The Fed’s new mandate is the result of the Federal Open Market Committee coming to the conclusion that several, if not all, of the interest rate hikes, voted on post-2015 were unnecessary and may have prevented greater growth in labor and wages. Simply put, interest rates are at 0.25% and it will be a long while until the Fed moves up the needle since they now want to let the economy run hotter and withstanding higher levels of inflation before controlling it via higher borrowing costs.

Ultimately, this new way of thinking may lead to a long-term effect that plays against the buck’s fortunes and even as a source of yield. The future without interest hikes will lead participants to seek riskier assets with more potential for growth than USD positions. A sixth consecutive month of the downturn could exacerbate loss of safe-haven role.

Meanwhile, the British Pound crushed our expectations for appreciation in August rising as high as 2.35%. Much of this rise in value is due to highly optimistic outlooks for growth in Britain, with experts in Treasury and the government putting their faith in a V-shaped recovery. Nevertheless, we feel that Sterling is being overbought and that not enough attention has been placed on the frustrations emanating from the European Union, which is by now convinced U.K. demands and attitudes have hurt their chances of any fruitful trade agreement.

Bloomberg GBP Chart
GBP happens to be trading around its strongest levels against the dollar since December 2019 per Bloomberg


We believe pressures are adding up on the Pound and that this resurgence will be met with serious downward swings as the Bank of England figures how to stimulate the economy further and considers what a world without EU integration looks like. After so many years of back-and-forth that has led to no resolution, we feel the EU will not attempt to regain its partner and only allow for WTO and other trade rules to apply along with restrictions.

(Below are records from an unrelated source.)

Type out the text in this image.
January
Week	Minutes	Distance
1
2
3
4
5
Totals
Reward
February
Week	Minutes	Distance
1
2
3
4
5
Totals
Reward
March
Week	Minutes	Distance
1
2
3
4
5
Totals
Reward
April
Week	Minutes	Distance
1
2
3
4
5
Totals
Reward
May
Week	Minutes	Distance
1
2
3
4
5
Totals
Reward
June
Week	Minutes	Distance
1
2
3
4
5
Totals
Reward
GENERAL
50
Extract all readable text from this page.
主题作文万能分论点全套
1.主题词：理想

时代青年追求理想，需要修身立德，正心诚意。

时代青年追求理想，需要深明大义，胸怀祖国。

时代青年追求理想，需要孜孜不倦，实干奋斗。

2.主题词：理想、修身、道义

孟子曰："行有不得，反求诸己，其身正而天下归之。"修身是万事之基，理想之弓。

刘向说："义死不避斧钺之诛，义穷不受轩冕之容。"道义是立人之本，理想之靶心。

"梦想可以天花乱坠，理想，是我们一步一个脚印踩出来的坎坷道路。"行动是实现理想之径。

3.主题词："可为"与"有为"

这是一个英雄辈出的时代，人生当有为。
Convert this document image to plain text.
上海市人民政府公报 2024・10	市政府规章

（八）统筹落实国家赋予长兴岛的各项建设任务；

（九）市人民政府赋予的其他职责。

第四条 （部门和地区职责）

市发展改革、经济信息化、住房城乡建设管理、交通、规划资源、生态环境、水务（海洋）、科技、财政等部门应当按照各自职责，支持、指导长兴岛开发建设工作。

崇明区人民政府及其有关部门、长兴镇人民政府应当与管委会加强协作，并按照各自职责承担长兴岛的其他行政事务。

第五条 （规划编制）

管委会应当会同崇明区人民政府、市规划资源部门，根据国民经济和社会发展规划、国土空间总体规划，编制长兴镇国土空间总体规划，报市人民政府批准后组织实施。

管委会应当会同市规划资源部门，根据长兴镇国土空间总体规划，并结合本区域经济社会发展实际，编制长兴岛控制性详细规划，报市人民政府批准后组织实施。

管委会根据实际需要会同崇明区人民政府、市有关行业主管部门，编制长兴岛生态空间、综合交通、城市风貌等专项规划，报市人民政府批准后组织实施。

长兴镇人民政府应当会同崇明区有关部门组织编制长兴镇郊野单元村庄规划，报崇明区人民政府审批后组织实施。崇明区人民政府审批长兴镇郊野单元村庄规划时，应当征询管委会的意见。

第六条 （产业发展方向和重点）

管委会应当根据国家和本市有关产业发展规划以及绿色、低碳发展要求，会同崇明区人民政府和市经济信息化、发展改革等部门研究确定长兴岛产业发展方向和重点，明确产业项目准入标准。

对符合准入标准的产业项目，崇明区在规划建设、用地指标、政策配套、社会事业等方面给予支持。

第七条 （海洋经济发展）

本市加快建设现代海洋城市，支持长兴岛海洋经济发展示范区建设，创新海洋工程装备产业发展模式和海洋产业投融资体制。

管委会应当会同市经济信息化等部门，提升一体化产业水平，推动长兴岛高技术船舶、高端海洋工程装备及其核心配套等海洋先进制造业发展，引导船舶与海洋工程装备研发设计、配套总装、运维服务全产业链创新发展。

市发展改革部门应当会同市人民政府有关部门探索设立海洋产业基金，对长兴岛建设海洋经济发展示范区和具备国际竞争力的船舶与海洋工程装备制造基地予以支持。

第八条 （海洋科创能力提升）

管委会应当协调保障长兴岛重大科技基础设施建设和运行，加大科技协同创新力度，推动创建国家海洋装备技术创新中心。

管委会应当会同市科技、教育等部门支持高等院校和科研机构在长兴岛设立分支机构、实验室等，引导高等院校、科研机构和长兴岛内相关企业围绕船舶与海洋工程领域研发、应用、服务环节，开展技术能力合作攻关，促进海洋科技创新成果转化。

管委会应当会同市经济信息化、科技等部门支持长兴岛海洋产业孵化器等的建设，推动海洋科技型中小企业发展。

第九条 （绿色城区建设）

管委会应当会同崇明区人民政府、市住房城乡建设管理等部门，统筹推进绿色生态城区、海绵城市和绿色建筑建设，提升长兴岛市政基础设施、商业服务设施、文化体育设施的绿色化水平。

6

On the other hand, the numbers from Purchasing Managers Indices and Retail Sales throughout the European continent have established a high level of confidence among business owners and even consumers. The Euro has gained ground as means of payment for Chinese and Russian imports/exports, only adding to the idea that the shared currency may become more utilized over the buck as years roll. We see no need to hit the brakes.